Travelling to China and giving the President’s Award yearly are also highlights of the job, he said.


“I’ve enjoyed the job when people are working together and felt badly when we were kind of at odds. But I think that’s not unlike any world that a person’s living in,” Hipps said.

Hipps said he hopes to teach a math course about number theory after his tenure as president.

“There’s this math class that’s been kicking around in my head,” he said.

Hipps said his job as president was unexpected.

“Part of the reason that I studied math was I didn’t like writing papers and I didn’t like giving talks. I never really expected to be president.
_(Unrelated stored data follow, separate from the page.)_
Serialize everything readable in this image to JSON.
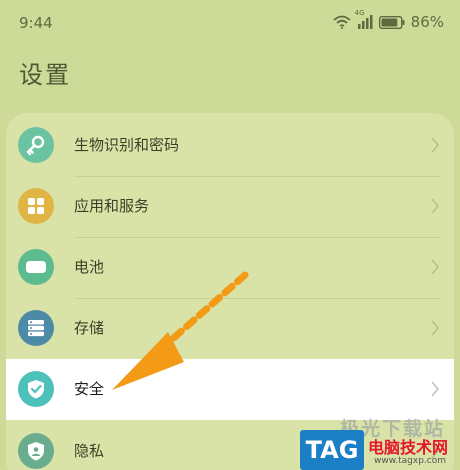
{
  "status_bar": {
    "time": "9:44",
    "signal_badge": "4G",
    "battery_percent": "86%",
    "battery_level": 0.86
  },
  "page": {
    "title": "设置"
  },
  "settings": {
    "items": [
      {
        "label": "生物识别和密码",
        "icon": "key-icon",
        "color": "#6cc3a2"
      },
      {
        "label": "应用和服务",
        "icon": "apps-grid-icon",
        "color": "#e0b544"
      },
      {
        "label": "电池",
        "icon": "battery-icon",
        "color": "#5cbc8f"
      },
      {
        "label": "存储",
        "icon": "storage-icon",
        "color": "#4d8aa6"
      },
      {
        "label": "安全",
        "icon": "shield-check-icon",
        "color": "#4ec2ba"
      },
      {
        "label": "隐私",
        "icon": "privacy-shield-icon",
        "color": "#6aad8e"
      }
    ]
  },
  "watermark": {
    "badge": "TAG",
    "faded_text": "极光下载站",
    "cn_text": "电脑技术网",
    "url": "www.tagxp.com"
  },
  "colors": {
    "background": "#cedb98",
    "card": "#d9e3a7",
    "highlight": "#ffffff",
    "arrow": "#f39a17",
    "tag_blue": "#1b7fc6",
    "watermark_red": "#e5172b"
  }
}
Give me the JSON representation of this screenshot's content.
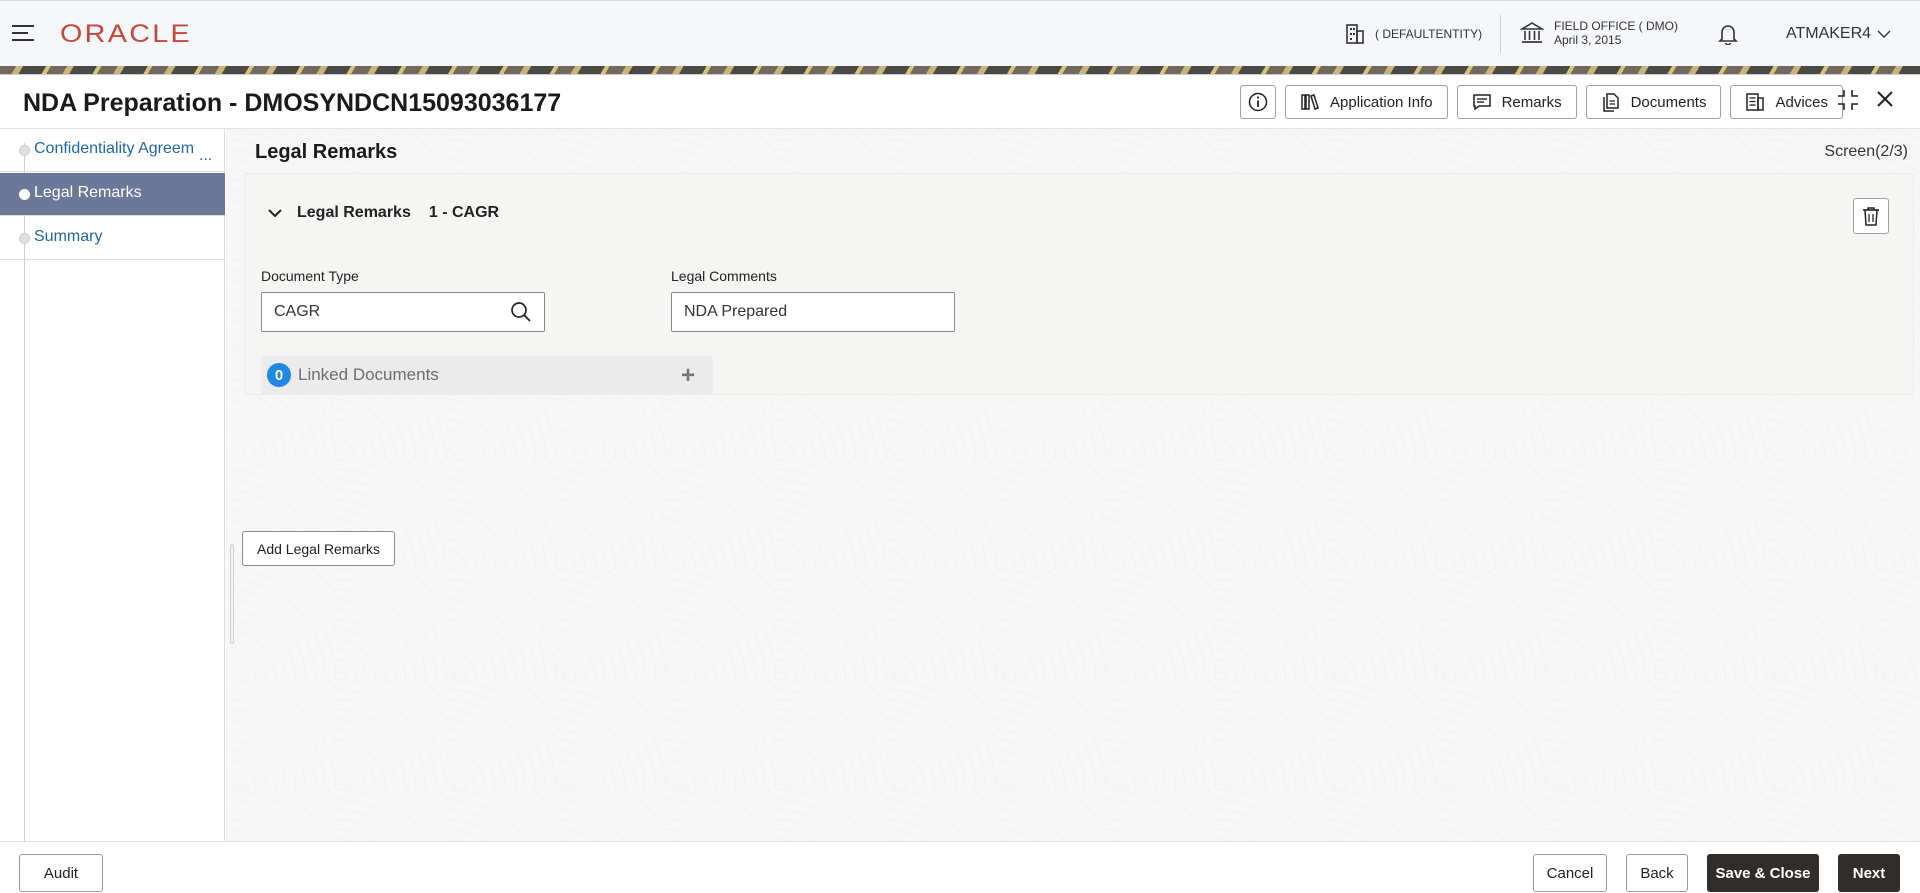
{
  "topbar": {
    "logo": "ORACLE",
    "entity": "( DEFAULTENTITY)",
    "office_name": "FIELD OFFICE ( DMO)",
    "office_date": "April 3, 2015",
    "user": "ATMAKER4"
  },
  "window": {
    "title": "NDA Preparation - DMOSYNDCN15093036177",
    "buttons": {
      "application_info": "Application Info",
      "remarks": "Remarks",
      "documents": "Documents",
      "advices": "Advices"
    }
  },
  "sidebar": {
    "items": [
      {
        "label": "Confidentiality Agreem",
        "active": false
      },
      {
        "label": "Legal Remarks",
        "active": true
      },
      {
        "label": "Summary",
        "active": false
      }
    ],
    "ellipsis": "..."
  },
  "main": {
    "section_title": "Legal Remarks",
    "screen_indicator": "Screen(2/3)",
    "card": {
      "title": "Legal Remarks",
      "subtitle": "1 - CAGR",
      "document_type_label": "Document Type",
      "document_type_value": "CAGR",
      "legal_comments_label": "Legal Comments",
      "legal_comments_value": "NDA Prepared",
      "linked_count": "0",
      "linked_label": "Linked Documents",
      "plus": "+"
    },
    "add_button": "Add Legal Remarks"
  },
  "footer": {
    "audit": "Audit",
    "cancel": "Cancel",
    "back": "Back",
    "save_close": "Save & Close",
    "next": "Next"
  },
  "colors": {
    "brand": "#c74634",
    "sidebar_active": "#6b7897",
    "link": "#1f66a3",
    "badge": "#1e88e5",
    "primary_button": "#312d2a"
  }
}
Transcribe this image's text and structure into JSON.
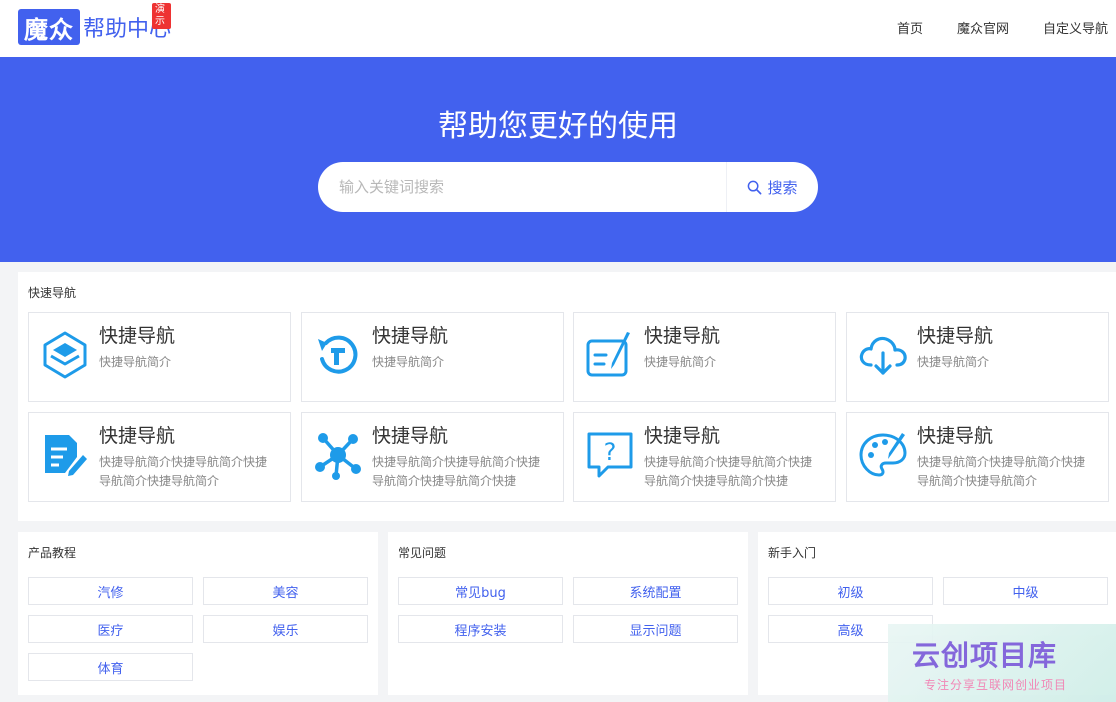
{
  "header": {
    "logo_box": "魔众",
    "logo_text": "帮助中心",
    "logo_badge": "演示",
    "nav": [
      "首页",
      "魔众官网",
      "自定义导航"
    ]
  },
  "hero": {
    "title": "帮助您更好的使用",
    "search_placeholder": "输入关键词搜索",
    "search_button": "搜索"
  },
  "quick_nav": {
    "title": "快速导航",
    "cards": [
      {
        "title": "快捷导航",
        "desc": "快捷导航简介",
        "icon": "layers-icon"
      },
      {
        "title": "快捷导航",
        "desc": "快捷导航简介",
        "icon": "refresh-icon"
      },
      {
        "title": "快捷导航",
        "desc": "快捷导航简介",
        "icon": "edit-form-icon"
      },
      {
        "title": "快捷导航",
        "desc": "快捷导航简介",
        "icon": "cloud-download-icon"
      },
      {
        "title": "快捷导航",
        "desc": "快捷导航简介快捷导航简介快捷导航简介快捷导航简介",
        "icon": "document-pen-icon"
      },
      {
        "title": "快捷导航",
        "desc": "快捷导航简介快捷导航简介快捷导航简介快捷导航简介快捷",
        "icon": "network-icon"
      },
      {
        "title": "快捷导航",
        "desc": "快捷导航简介快捷导航简介快捷导航简介快捷导航简介快捷",
        "icon": "question-bubble-icon"
      },
      {
        "title": "快捷导航",
        "desc": "快捷导航简介快捷导航简介快捷导航简介快捷导航简介",
        "icon": "palette-icon"
      }
    ]
  },
  "panels": [
    {
      "title": "产品教程",
      "tags": [
        "汽修",
        "美容",
        "医疗",
        "娱乐",
        "体育"
      ]
    },
    {
      "title": "常见问题",
      "tags": [
        "常见bug",
        "系统配置",
        "程序安装",
        "显示问题"
      ]
    },
    {
      "title": "新手入门",
      "tags": [
        "初级",
        "中级",
        "高级"
      ]
    }
  ],
  "watermark": {
    "big": "云创项目库",
    "small": "专注分享互联网创业项目"
  },
  "colors": {
    "primary": "#4261ee",
    "icon_blue": "#1e9be9",
    "badge_red": "#ee3333"
  }
}
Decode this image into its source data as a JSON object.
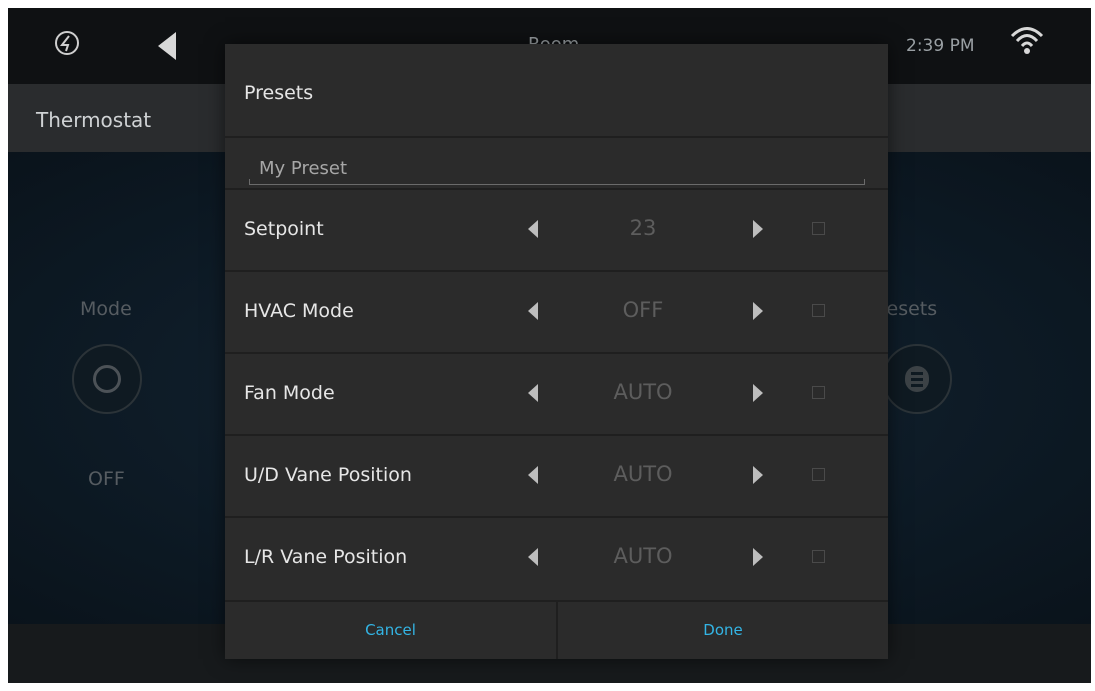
{
  "status_bar": {
    "title": "Room",
    "time": "2:39 PM",
    "icons": [
      "brand-logo-icon",
      "back-arrow-icon",
      "wifi-icon"
    ]
  },
  "header": {
    "title": "Thermostat"
  },
  "main": {
    "mode_label": "Mode",
    "mode_value": "OFF",
    "presets_label": "Presets",
    "icons": [
      "power-ring-icon",
      "presets-menu-icon"
    ]
  },
  "dialog": {
    "title": "Presets",
    "preset_name": "My Preset",
    "rows": [
      {
        "label": "Setpoint",
        "value": "23"
      },
      {
        "label": "HVAC Mode",
        "value": "OFF"
      },
      {
        "label": "Fan Mode",
        "value": "AUTO"
      },
      {
        "label": "U/D Vane Position",
        "value": "AUTO"
      },
      {
        "label": "L/R Vane Position",
        "value": "AUTO"
      }
    ],
    "cancel_label": "Cancel",
    "done_label": "Done",
    "accent_color": "#33b5e5"
  }
}
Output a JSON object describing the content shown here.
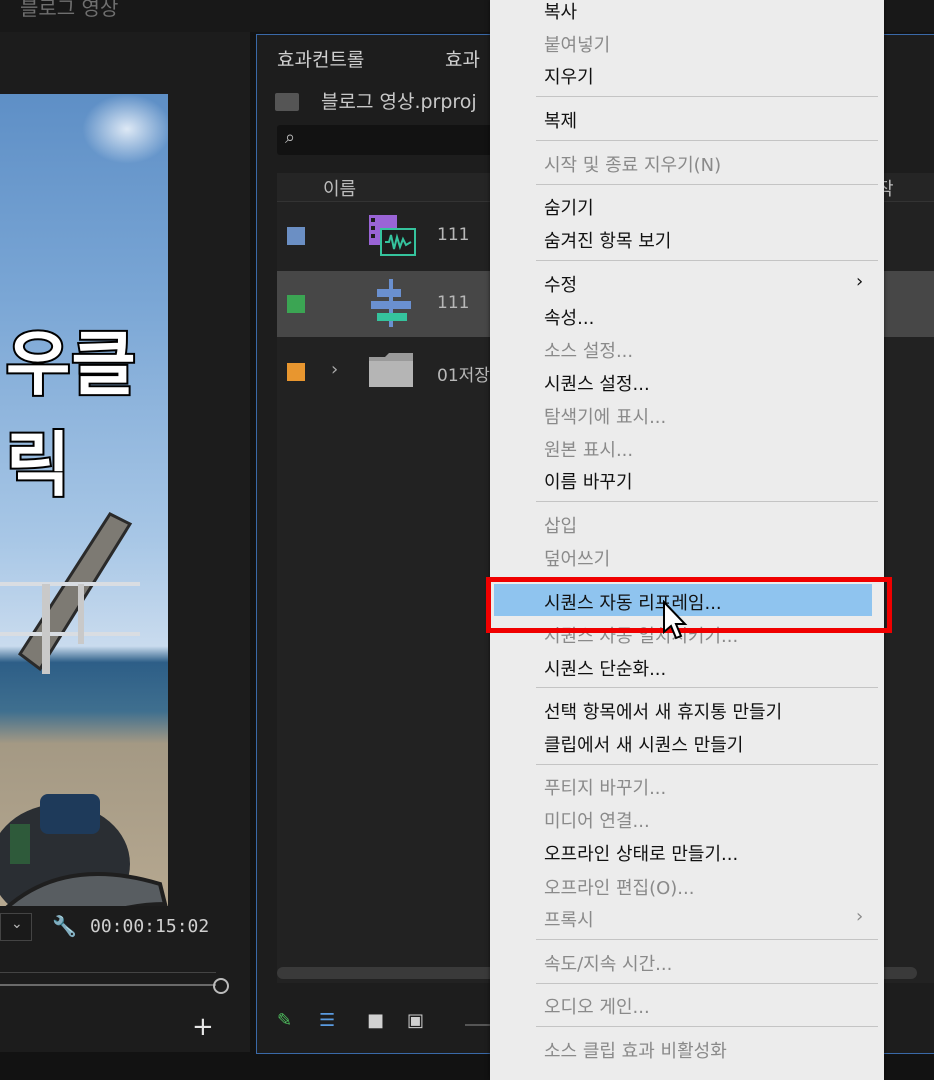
{
  "window_title": "블로그 영상",
  "monitor": {
    "overlay_text": "우클릭",
    "zoom_chevron": "⌄",
    "timecode": "00:00:15:02",
    "add_label": "+"
  },
  "project_panel": {
    "tabs": [
      "효과컨트롤",
      "효과"
    ],
    "project_name": "블로그 영상.prproj",
    "search_placeholder": "",
    "columns": {
      "name": "이름",
      "start": "작"
    },
    "items": [
      {
        "color": "#6b8fc4",
        "label": "111",
        "icon": "sequence-icon"
      },
      {
        "color": "#3ba553",
        "label": "111",
        "icon": "multicam-sequence-icon"
      },
      {
        "color": "#e8962f",
        "label": "01저장",
        "icon": "folder-icon"
      }
    ],
    "expand_chevron": "›"
  },
  "context_menu": {
    "items": [
      {
        "label": "복사",
        "enabled": true
      },
      {
        "label": "붙여넣기",
        "enabled": false
      },
      {
        "label": "지우기",
        "enabled": true
      },
      {
        "label": "복제",
        "enabled": true
      },
      {
        "label": "시작 및 종료 지우기(N)",
        "enabled": false
      },
      {
        "label": "숨기기",
        "enabled": true
      },
      {
        "label": "숨겨진 항목 보기",
        "enabled": true
      },
      {
        "label": "수정",
        "enabled": true,
        "submenu": true
      },
      {
        "label": "속성...",
        "enabled": true
      },
      {
        "label": "소스 설정...",
        "enabled": false
      },
      {
        "label": "시퀀스 설정...",
        "enabled": true
      },
      {
        "label": "탐색기에 표시...",
        "enabled": false
      },
      {
        "label": "원본 표시...",
        "enabled": false
      },
      {
        "label": "이름 바꾸기",
        "enabled": true
      },
      {
        "label": "삽입",
        "enabled": false
      },
      {
        "label": "덮어쓰기",
        "enabled": false
      },
      {
        "label": "시퀀스 자동 리프레임...",
        "enabled": true,
        "highlighted": true
      },
      {
        "label": "시퀀스 자동 일치시키기...",
        "enabled": false
      },
      {
        "label": "시퀀스 단순화...",
        "enabled": true
      },
      {
        "label": "선택 항목에서 새 휴지통 만들기",
        "enabled": true
      },
      {
        "label": "클립에서 새 시퀀스 만들기",
        "enabled": true
      },
      {
        "label": "푸티지 바꾸기...",
        "enabled": false
      },
      {
        "label": "미디어 연결...",
        "enabled": false
      },
      {
        "label": "오프라인 상태로 만들기...",
        "enabled": true
      },
      {
        "label": "오프라인 편집(O)...",
        "enabled": false
      },
      {
        "label": "프록시",
        "enabled": false,
        "submenu": true
      },
      {
        "label": "속도/지속 시간...",
        "enabled": false
      },
      {
        "label": "오디오 게인...",
        "enabled": false
      },
      {
        "label": "소스 클립 효과 비활성화",
        "enabled": false
      }
    ],
    "submenu_arrow": "›",
    "highlight_color": "#8fc4ef",
    "annotation_color": "#f00000"
  }
}
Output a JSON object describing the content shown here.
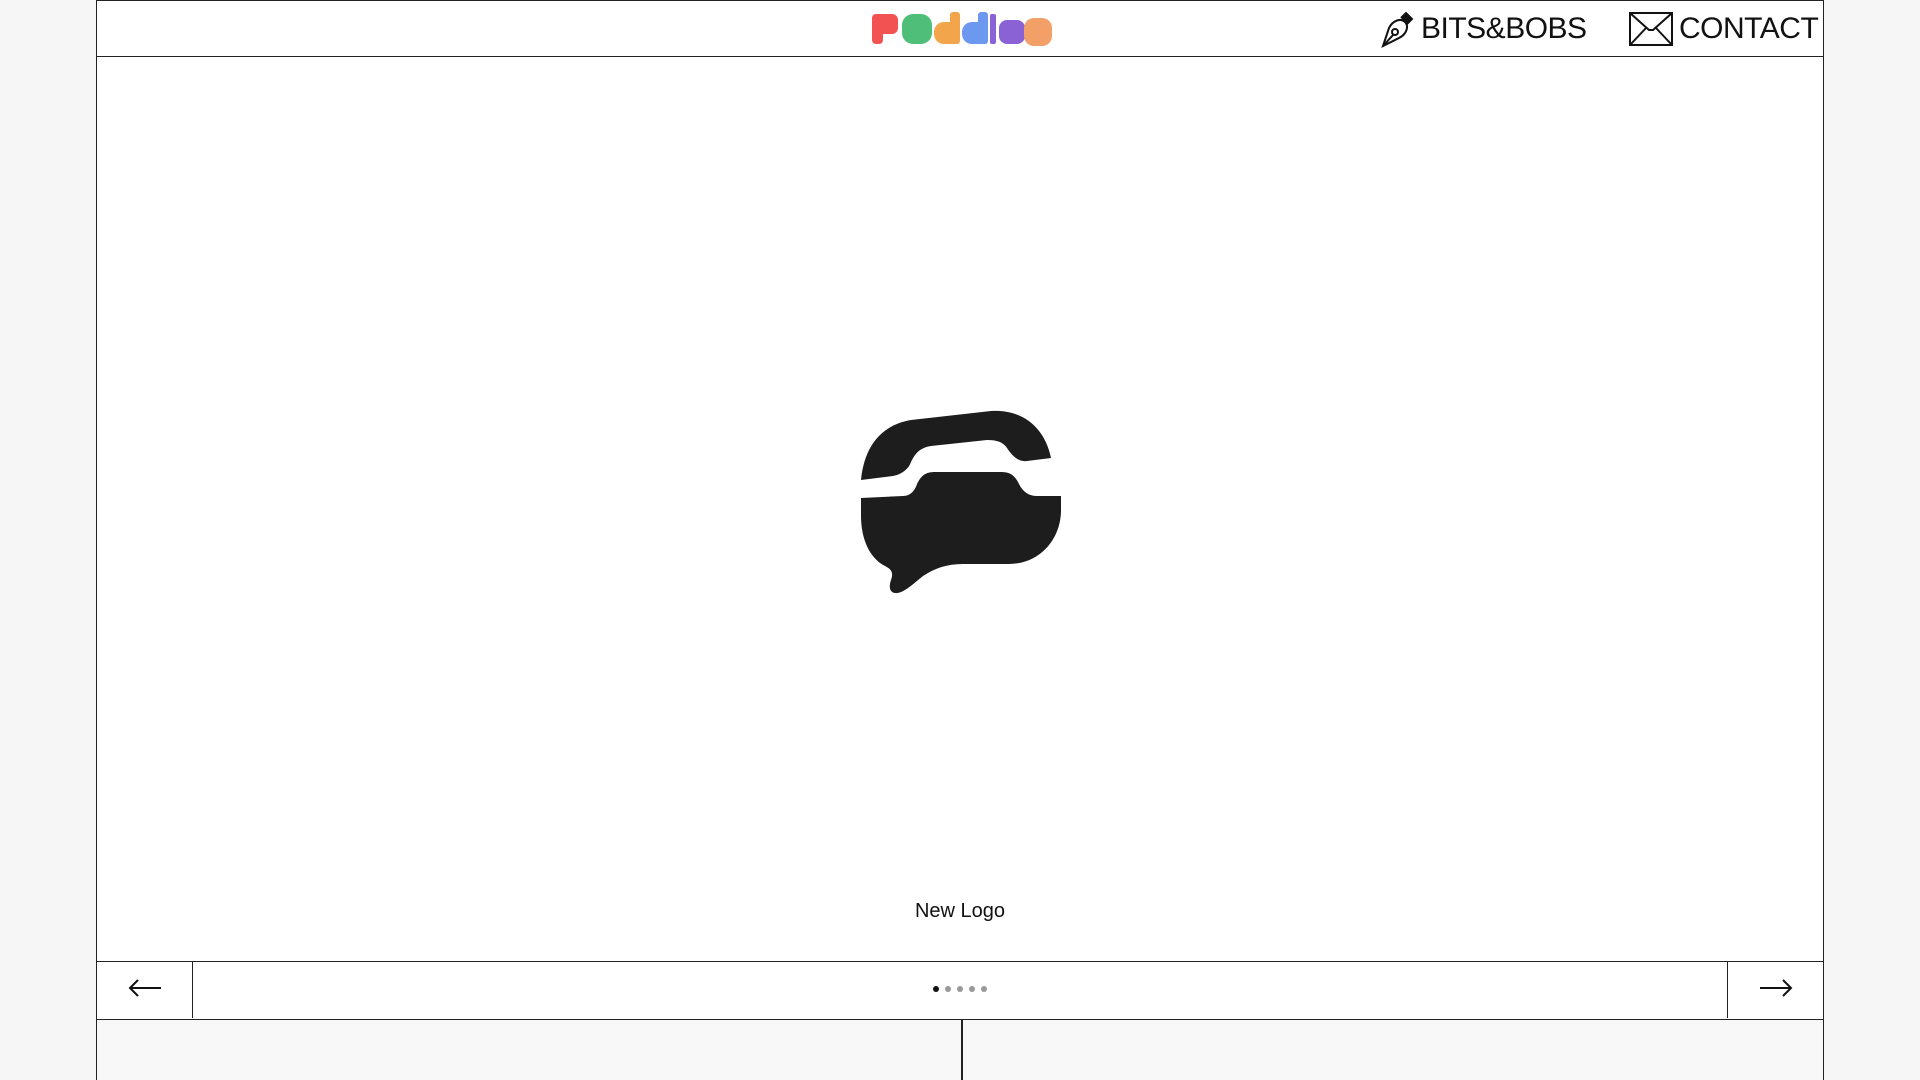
{
  "brand": {
    "logo_text": "pudding",
    "colors": [
      "#f25252",
      "#4fbe79",
      "#f2a54b",
      "#6d98f0",
      "#8b61d6",
      "#f2a068"
    ]
  },
  "nav": {
    "bits_label": "BITS&BOBS",
    "contact_label": "CONTACT",
    "bits_icon": "pen-nib-icon",
    "contact_icon": "envelope-icon"
  },
  "slide": {
    "caption": "New Logo",
    "logo_icon": "phone-chat-logo-icon",
    "index": 1,
    "total": 5
  },
  "controls": {
    "prev_icon": "arrow-left-icon",
    "next_icon": "arrow-right-icon"
  }
}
That said, I worked closely with presidents,” he explained.

Hipps went to high school at the old Saint Vincent prep school and then to Saint Vincent again for college. He majored in philosophy with three years in theology, taking math classes in place of the priest-related courses he did not have to take since he planned to be a monk. After getting a PhD at Northwestern University in 1976, he began working at Saint Vincent.

At Saint Vincent, Hipps was a full-time teacher for two years, then director of the opportunity program, then academic dean, followed by being the dean of the Boyer school before he was president.

“The Abbot and the board asked me to do the job then. So, I said ‘okay,’” Hipps stated.

Hipps concluded by echoing a sentiment from The Rule of St. Benedict.

“The bottom line is for me to say ‘thank you,’” he said. “It was with the help of many brothers and sisters that Saint Vincent has been able to advance over the last nine years.”